Worried by the dwindling fortunes of Ikeja Hotels and determined to rescue the company from going under, Alurum Investments Limited, Dadifoll Limited and RFC Limited had convened an EGM where they removed its chairman, Ibru.

The meeting was held in front of the Sheraton Hotel and Towers in Lagos, a subsidiary of Ikeja Hotels, when they were prevented from gaining access into the hotel.

But responding to the development at the weekend, Ibru had insisted that he remained the chairman of the board of the directors of the company, declaring the EGM null and void.

Ibru, who said he would challenge his purported removal in court, stated: “In the first place, the so-called EGM was not properly convened. We have over 14,000 shareholders, none of whom was issued with the notice required by Sections 220-222 of CAMA (Companies and Allied Matters Act) 2004 nor were they afforded the opportunity to appoint proxies to vote in their stead.”

According to him, “Purported notice was published in the newspaper,” adding that the notice was not sufficient.

Ibru explained that not only was he not personally served with a notice of intention to remove him, he was   also not given the opportunity to make a statement in his defence, which he said were his rights under CAMA.

This, THISDAY gathered, necessitated the suit by Alurum Investments Limited, Dadifoll Limited and RFC Limited.

After listening to the counsel by the plaintiffs, Mr. Michael Orimobi, Justice Yunusa ordered that the resolution taken at the meeting dated January 6 was valid, pending when the determination of the motion of notice is granted.

He equally ordered the defendants in the suit – Ikeja Hotels Plc, IHL Services Limited and Union Registrar Limited, their representatives and all parties – duly entitled to attend the aforesaid meeting to be guided by the order and comply with it.

Justice Yunusa adjourned the case to January 14 for report compliance.

In addition to the court order, the Publisher of The Guardian newspaper, Mrs. Maiden Alex-Ibru, has also faulted claims by Goodie Ibru that the EGM where he was removed as chairman was null and void, saying the meeting was properly convened and the resolutions remained valid.

Mrs. Alex-Ibru, in an advertorial, said the requirement of personal service of notice of meeting which Goodie Ibru alluded to has never been complied with by the secretary of the company, even when the secretary had the addresses of shareholders.

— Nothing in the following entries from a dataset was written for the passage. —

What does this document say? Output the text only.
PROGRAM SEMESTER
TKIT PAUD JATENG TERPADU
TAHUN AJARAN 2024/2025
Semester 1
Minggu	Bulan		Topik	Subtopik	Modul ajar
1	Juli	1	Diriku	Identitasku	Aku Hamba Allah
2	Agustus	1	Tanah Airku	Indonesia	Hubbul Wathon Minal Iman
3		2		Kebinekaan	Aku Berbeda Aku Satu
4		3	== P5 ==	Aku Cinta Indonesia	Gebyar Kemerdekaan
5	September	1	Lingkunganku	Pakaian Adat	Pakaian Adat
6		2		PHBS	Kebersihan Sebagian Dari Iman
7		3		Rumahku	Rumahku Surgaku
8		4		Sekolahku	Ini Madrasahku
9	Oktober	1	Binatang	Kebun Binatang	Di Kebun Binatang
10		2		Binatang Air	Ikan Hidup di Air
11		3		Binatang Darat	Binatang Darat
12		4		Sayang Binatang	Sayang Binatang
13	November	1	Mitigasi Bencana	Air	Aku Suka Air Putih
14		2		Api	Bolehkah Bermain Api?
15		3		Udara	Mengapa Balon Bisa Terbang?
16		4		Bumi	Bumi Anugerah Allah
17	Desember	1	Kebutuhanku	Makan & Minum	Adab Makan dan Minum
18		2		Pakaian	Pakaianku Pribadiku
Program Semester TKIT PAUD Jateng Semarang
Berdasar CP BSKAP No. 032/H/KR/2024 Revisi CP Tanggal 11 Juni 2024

“It is thus desperate and preposterous for Mr. Goodie Ibru to say now that without serving personally every shareholder, the EGM is invalidated, when under his direction and supervision the company secretary had become hostile to the shareholders and other board members, refused to make the addresses available to the requisitionists, and was fiercely determined to frustrate the meeting to the extent of defying a subsisting court’s order that he should attend the EGM,” she said.

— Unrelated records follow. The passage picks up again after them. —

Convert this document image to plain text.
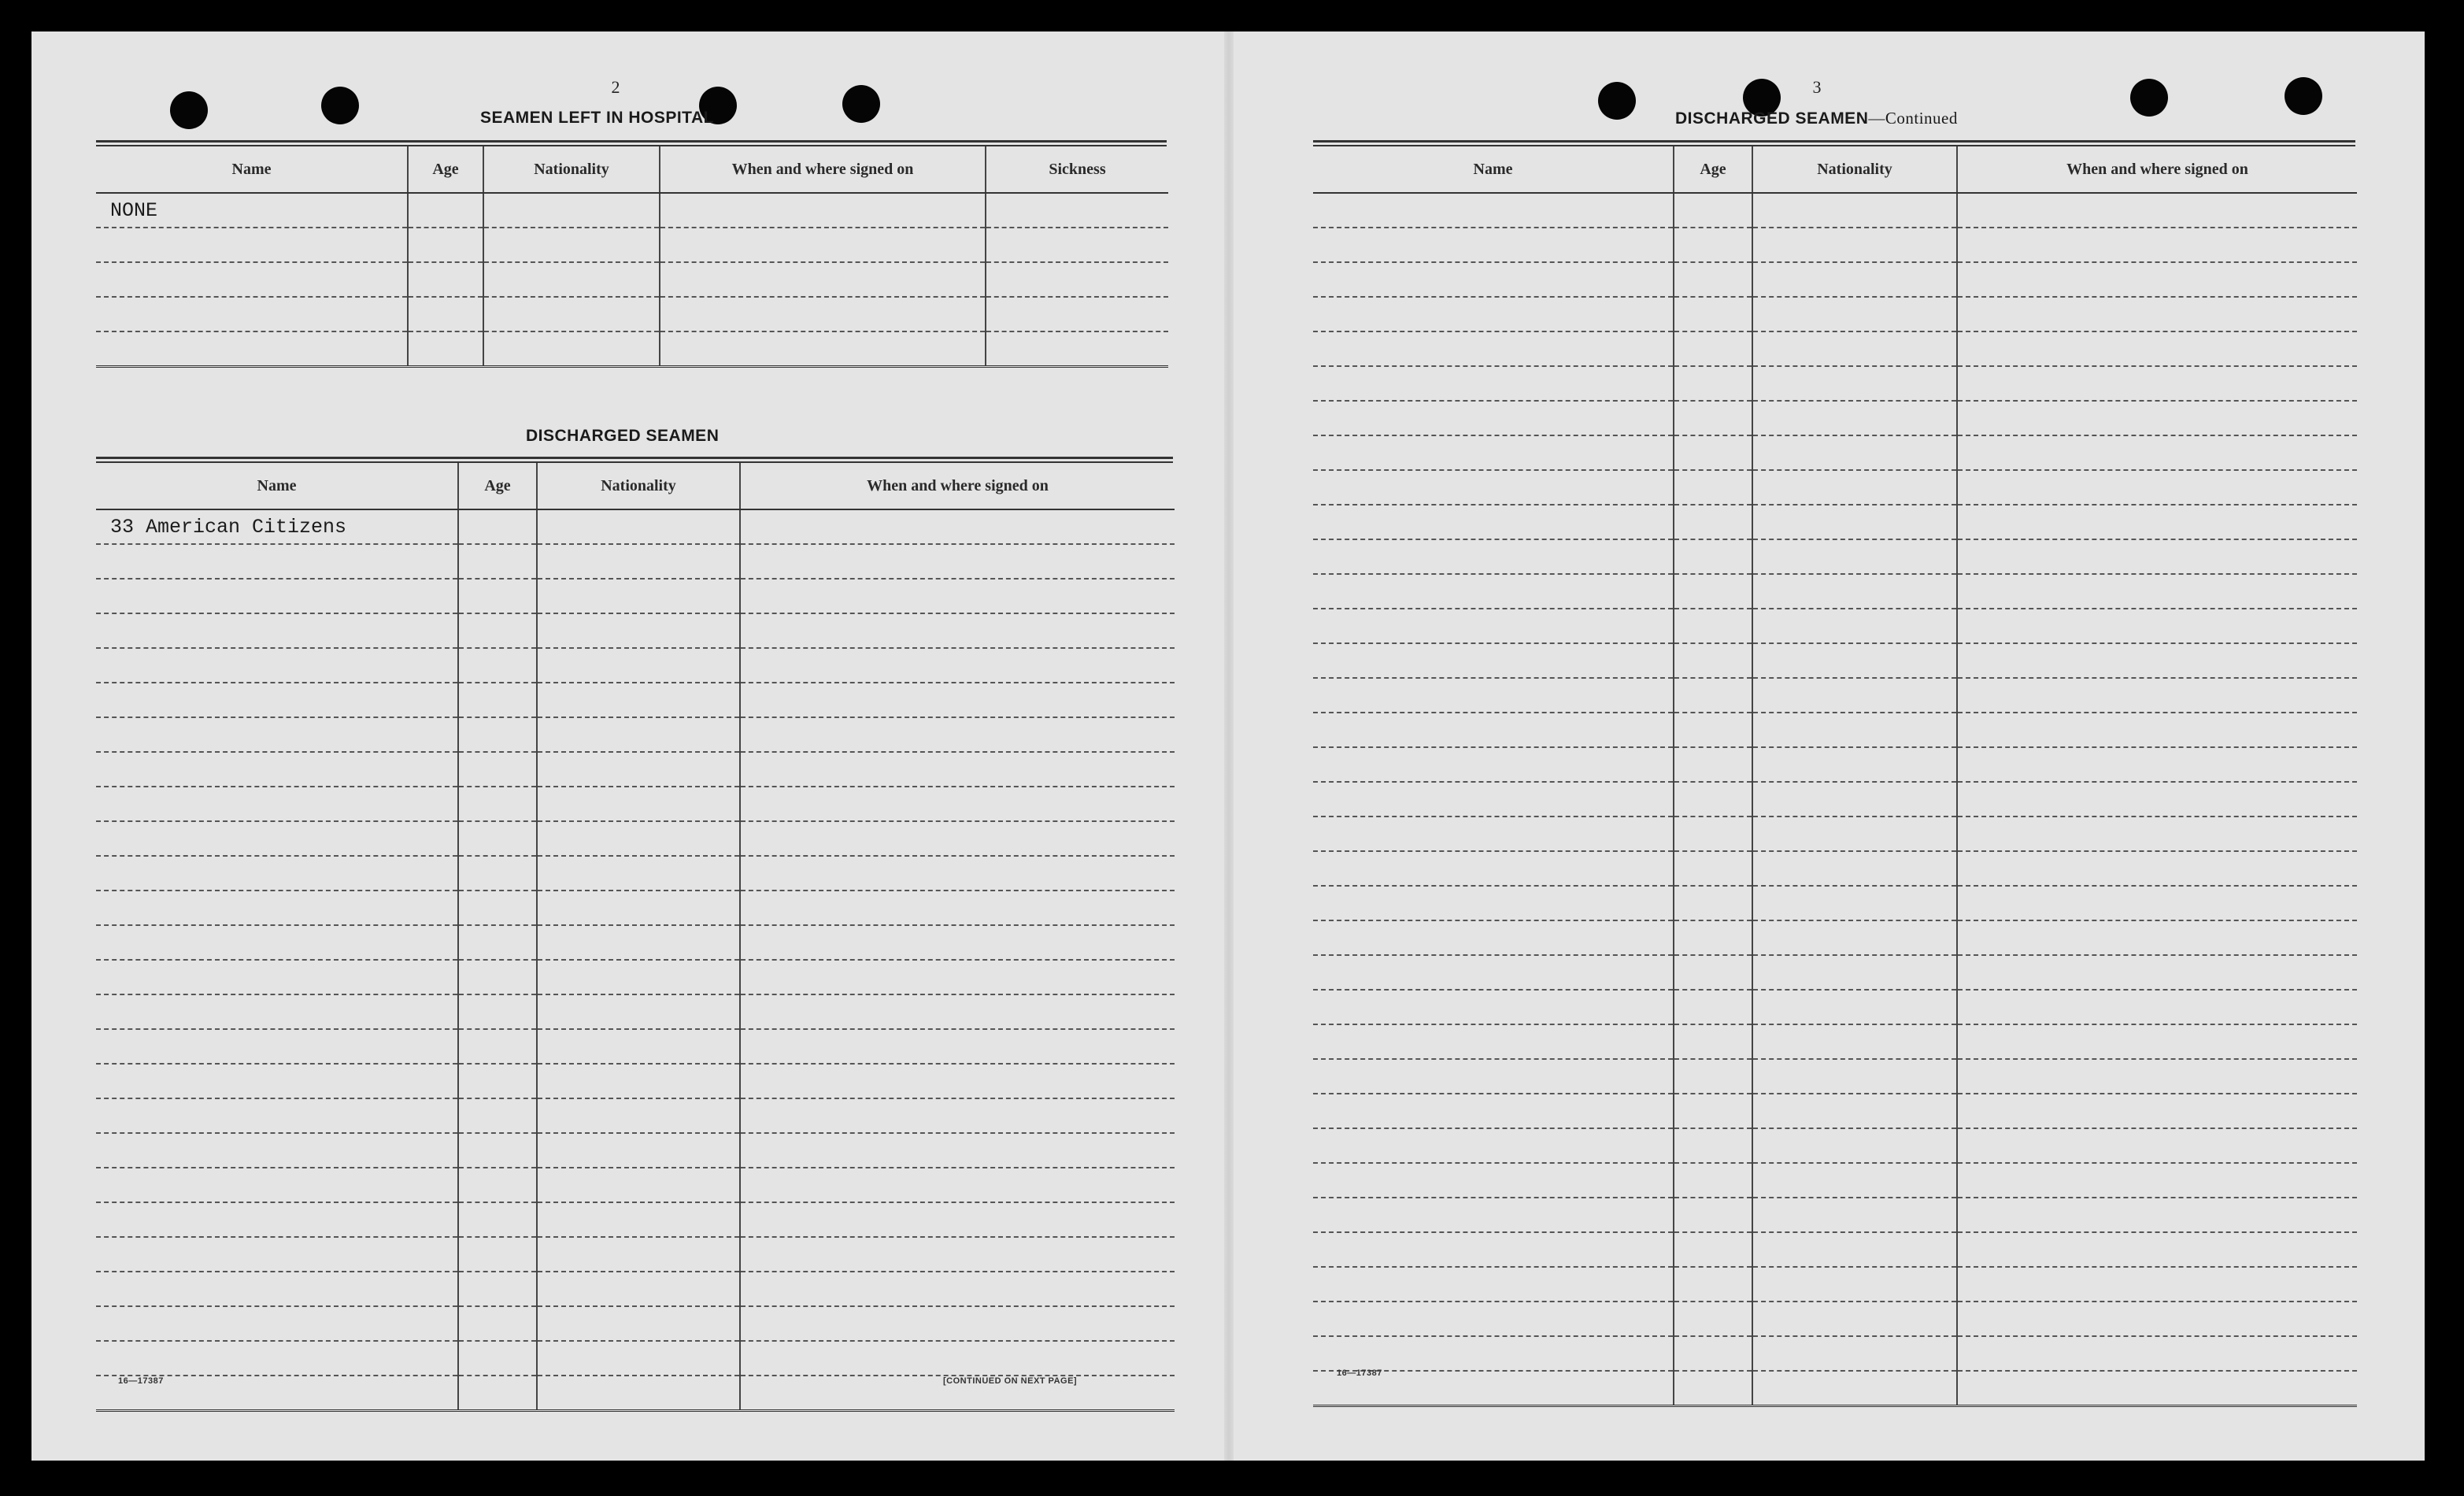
2
SEAMEN LEFT IN HOSPITAL
Name	Age	Nationality	When and where signed on	Sickness
NONE				

DISCHARGED SEAMEN
Name	Age	Nationality	When and where signed on
33 American Citizens			

16—17387	[CONTINUED ON NEXT PAGE]
3
DISCHARGED SEAMEN—Continued
Name	Age	Nationality	When and where signed on

16—17387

She added that the company secretary of Ikeja Hotels was duly served on behalf of the company, the special notice of the resolution to remove Goodie Ibru as a director of the company.

According to her, the obligation was that of the company secretary to notify Goodie Ibru.

“If Goodie Ibru had frustrated the company secretary from complying with the law, he cannot turn around and say that he did not receive the notice, and seek to invalidate the resolution removing him under that guise,” Mrs Alex-Ibru said.

On the issue of regulators not being present at the EGM, she said they contacted the regulators – the Securities and Exchange Commission (SEC) and Nigerian Stock Exchange (NSE) – who  said they did not attend the EGM because  they were served the Abuja order of injunction, ostensibly by Goodie Ibru.

“They were thus not aware that there was a subsisting court order validating the meeting. What manner of dishonesty and mischief make a person conceal such information? Can that same person then be allowed to say that meeting is invalidated for the absence of the regulatory authorities when he had skewed the facts to the regulatory authorities so as not to make informed decisions whether or not to attend  the EGM?

“In any case, no law exists to invalidate a properly convened meeting of the shareholders of a company simply because a regulator, who really attends essentially only as an observer, is absent,” she said.